Ion "Țop" Voinescu (18 April 1929 – 9 March 2018) was a Romanian footballer, who is often considered one of the finest goalkeepers Romania has ever produced.

Voinescu joined his first club, Olympia București, in 1939 just before the start of World War II, aged 10. After four years with Olympia, Voinescu left to join another club from Bucharest, ASPIM, but left again after the war's conclusion in 1945, in order to sign his first professional contract with Carmen București, which was one of the best Romanian football teams during the interbelic period. However, he ended up leaving the club a year later, where he joined Solvay Uioara.

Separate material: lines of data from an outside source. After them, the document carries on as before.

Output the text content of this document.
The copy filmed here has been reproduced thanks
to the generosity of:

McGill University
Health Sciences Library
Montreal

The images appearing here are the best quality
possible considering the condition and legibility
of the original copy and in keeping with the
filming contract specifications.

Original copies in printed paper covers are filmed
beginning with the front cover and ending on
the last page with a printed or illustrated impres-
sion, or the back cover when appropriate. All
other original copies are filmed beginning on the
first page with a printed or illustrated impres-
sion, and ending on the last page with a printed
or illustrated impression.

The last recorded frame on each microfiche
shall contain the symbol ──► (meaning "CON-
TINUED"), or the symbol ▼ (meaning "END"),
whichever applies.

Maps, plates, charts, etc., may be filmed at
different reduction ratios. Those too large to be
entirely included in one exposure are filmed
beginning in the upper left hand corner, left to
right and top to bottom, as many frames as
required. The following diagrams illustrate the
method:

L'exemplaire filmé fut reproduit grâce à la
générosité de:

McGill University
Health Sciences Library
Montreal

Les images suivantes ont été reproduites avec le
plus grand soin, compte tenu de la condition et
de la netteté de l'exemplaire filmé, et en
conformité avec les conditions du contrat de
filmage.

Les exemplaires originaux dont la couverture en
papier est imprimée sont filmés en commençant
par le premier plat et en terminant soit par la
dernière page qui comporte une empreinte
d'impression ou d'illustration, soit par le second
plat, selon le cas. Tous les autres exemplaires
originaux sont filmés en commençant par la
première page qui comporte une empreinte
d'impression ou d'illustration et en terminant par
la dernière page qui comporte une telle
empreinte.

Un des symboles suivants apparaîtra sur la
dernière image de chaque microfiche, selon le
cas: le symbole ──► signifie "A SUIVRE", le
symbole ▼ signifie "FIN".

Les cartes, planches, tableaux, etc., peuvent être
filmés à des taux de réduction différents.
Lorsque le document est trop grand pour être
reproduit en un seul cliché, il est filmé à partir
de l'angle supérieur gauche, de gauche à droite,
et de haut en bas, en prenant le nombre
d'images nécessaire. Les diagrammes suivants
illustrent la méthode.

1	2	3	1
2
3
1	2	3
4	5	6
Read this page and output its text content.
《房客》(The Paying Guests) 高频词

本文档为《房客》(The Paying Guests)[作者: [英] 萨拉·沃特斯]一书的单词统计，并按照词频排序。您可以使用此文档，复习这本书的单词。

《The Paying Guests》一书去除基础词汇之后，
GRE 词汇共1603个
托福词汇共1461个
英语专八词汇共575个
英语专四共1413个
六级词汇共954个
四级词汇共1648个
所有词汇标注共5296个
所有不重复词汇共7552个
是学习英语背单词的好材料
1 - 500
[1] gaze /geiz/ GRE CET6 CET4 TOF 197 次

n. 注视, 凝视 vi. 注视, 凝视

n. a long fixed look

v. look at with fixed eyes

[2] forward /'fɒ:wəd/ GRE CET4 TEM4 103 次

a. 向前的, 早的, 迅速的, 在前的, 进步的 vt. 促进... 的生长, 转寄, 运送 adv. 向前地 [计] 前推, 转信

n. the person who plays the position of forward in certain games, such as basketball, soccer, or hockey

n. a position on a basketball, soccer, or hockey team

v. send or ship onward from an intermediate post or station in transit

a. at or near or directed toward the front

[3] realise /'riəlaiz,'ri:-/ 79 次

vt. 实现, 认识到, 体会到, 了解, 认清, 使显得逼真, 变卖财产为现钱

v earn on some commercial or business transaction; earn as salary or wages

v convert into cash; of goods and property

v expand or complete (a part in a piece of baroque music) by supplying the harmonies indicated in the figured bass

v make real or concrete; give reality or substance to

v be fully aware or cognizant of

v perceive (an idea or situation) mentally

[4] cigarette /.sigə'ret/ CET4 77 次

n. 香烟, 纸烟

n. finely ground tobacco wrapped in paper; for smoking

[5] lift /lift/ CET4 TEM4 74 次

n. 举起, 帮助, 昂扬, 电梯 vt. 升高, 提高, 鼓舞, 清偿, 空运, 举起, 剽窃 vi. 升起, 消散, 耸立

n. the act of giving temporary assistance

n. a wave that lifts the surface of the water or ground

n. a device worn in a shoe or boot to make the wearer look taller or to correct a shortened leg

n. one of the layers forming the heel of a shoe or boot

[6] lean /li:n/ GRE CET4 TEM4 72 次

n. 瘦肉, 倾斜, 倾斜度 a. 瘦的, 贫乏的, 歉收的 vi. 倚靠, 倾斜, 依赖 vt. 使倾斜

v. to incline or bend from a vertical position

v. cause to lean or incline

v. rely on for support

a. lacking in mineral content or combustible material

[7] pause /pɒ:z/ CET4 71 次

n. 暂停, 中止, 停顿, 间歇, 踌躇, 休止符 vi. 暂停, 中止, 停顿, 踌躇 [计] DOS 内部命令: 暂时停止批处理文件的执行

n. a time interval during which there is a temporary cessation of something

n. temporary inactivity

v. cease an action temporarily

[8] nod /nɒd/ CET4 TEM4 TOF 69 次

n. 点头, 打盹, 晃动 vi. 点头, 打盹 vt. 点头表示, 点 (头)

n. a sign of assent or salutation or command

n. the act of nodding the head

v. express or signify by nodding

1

Voinescu left Solvay Uioara a year later to join RATA Târgu Mureș in 1947, where he remained at for a year before leaving in order to return to Bucharest, where he signed for Metalul București. Following a three-year spell with Metalul, Voinescu moved to Steaua București, which was where he remained at before his retirement from professional football in 1963, following an eighteen-year professional career.

Voinescu has won 21 caps for Romania, with his only honor being representing his country at the 1952 Summer Olympics.

It was said that Arsenal and Vasco da Gama were both interested in securing his services during his playing career, but was unable to as it was impossible for Voinescu to leave the country due to the strict restrictions of the communist regime.

Voinenscu worked as a goalkeeper coach for his former club, Steaua București, on multiple occasions after his retirement, before permanently retiring from coaching in the late 1980s.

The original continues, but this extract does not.